Welsh Harlequin Ducks are multi-purpose ducks that are kept for eggs, meat, or ornamentally. They are most notable for their high egg production, as they can produce up to 350 eggs a year. Welsh Harlequins also are good breeders and hatchers and are often used in mixed-breed ducks. Their dressed carcass is usually small, under 5 pounds.

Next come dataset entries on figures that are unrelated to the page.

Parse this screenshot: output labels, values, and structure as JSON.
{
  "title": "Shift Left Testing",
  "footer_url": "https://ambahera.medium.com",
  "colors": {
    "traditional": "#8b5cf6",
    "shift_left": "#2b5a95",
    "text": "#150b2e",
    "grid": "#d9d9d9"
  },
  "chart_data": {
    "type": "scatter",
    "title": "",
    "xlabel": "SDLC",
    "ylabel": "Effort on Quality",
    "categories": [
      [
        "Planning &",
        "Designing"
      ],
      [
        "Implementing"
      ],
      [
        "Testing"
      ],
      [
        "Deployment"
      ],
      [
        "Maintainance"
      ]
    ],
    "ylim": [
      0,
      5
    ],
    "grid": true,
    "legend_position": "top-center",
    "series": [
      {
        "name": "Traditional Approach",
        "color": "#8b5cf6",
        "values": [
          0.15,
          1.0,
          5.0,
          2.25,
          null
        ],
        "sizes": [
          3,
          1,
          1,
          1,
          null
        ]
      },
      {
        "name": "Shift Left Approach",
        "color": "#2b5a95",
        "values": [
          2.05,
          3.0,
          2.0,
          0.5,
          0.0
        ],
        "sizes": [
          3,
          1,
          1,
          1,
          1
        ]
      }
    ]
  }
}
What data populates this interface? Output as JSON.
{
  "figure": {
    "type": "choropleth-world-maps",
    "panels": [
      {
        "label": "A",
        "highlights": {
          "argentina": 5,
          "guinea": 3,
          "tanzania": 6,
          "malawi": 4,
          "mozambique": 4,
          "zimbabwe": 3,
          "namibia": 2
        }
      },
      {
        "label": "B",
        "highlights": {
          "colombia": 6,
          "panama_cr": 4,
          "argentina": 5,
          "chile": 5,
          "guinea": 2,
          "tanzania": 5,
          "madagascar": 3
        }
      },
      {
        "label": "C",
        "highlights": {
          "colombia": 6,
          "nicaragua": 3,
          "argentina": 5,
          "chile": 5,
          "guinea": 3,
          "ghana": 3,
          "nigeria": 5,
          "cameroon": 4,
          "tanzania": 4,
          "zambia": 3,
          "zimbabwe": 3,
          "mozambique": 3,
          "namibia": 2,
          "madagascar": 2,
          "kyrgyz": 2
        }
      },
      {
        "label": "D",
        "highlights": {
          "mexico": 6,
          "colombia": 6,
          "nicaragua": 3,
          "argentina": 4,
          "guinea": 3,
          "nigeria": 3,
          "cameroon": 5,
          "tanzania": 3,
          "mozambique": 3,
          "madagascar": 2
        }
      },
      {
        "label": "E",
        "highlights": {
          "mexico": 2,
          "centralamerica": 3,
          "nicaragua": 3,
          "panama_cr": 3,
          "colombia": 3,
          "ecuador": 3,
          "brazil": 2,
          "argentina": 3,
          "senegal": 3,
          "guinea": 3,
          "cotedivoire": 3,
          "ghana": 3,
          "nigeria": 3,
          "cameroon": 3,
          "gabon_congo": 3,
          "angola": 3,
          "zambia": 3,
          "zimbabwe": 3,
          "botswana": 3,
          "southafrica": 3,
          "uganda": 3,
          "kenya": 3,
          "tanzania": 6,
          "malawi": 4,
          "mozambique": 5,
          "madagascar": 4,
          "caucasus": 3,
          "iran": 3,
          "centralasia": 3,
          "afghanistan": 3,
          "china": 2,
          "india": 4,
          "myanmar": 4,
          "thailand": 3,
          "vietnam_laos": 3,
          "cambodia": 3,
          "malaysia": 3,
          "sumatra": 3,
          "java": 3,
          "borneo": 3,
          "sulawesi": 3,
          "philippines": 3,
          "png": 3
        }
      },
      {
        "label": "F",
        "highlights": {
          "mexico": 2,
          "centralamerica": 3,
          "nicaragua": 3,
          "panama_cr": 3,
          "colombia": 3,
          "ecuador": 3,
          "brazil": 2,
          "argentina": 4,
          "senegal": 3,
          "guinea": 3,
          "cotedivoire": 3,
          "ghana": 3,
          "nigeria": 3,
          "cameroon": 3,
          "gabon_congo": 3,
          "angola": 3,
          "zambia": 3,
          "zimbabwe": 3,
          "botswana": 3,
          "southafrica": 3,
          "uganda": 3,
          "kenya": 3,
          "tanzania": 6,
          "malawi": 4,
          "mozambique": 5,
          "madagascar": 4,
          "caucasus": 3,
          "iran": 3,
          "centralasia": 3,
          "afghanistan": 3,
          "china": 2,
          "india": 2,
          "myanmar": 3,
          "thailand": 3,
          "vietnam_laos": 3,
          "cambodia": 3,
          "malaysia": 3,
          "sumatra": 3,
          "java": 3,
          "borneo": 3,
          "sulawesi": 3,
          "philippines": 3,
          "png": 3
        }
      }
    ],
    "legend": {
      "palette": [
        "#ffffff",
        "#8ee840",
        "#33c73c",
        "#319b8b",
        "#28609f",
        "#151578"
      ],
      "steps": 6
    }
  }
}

These ducks also make good pets or ornamental birds as they have beautiful pale plumage and calm temperaments.

Welsh Harlequin Duck
Image Credit: Michelle Lawson, Shutterstock

Appearance & Varieties

Both male and female Welsh Harlequins are small ducks with pale feathers. They have a long body, a rounded back, and widely spaced legs. There are two color morphs, silver and gold. Silver ducks have more contrast, with dark gray or black feathers, while golds have a pale golden fawn all over. Drakes have a dark green head and plumage similar to a Mallard but paler.

Distribution & Habitat

Welsh Harlequins are a heritage breed with a lower population than some other breeds, but they are still readily available throughout the United States. They do well in most climates. They need sheltered housing in the winter but prefer outdoor access year-round, so don’t be surprised if you see them walking in the snow.

Welsh Harlequin Duck
Image Credit: Joe Herlong, Shutterstock

Are Welsh Harlequin Ducks Good for Small-Scale Farming?

Welsh Harlequins are ideal for small-scale farming because they are easy to keep, hardy, and have a good temperament. Their egg production makes them ideal for small farmers. They are also multi-use and easy to breed if you want to try breeding. Overall, these are ideal ducks for home farmers and beginners to duck keeping.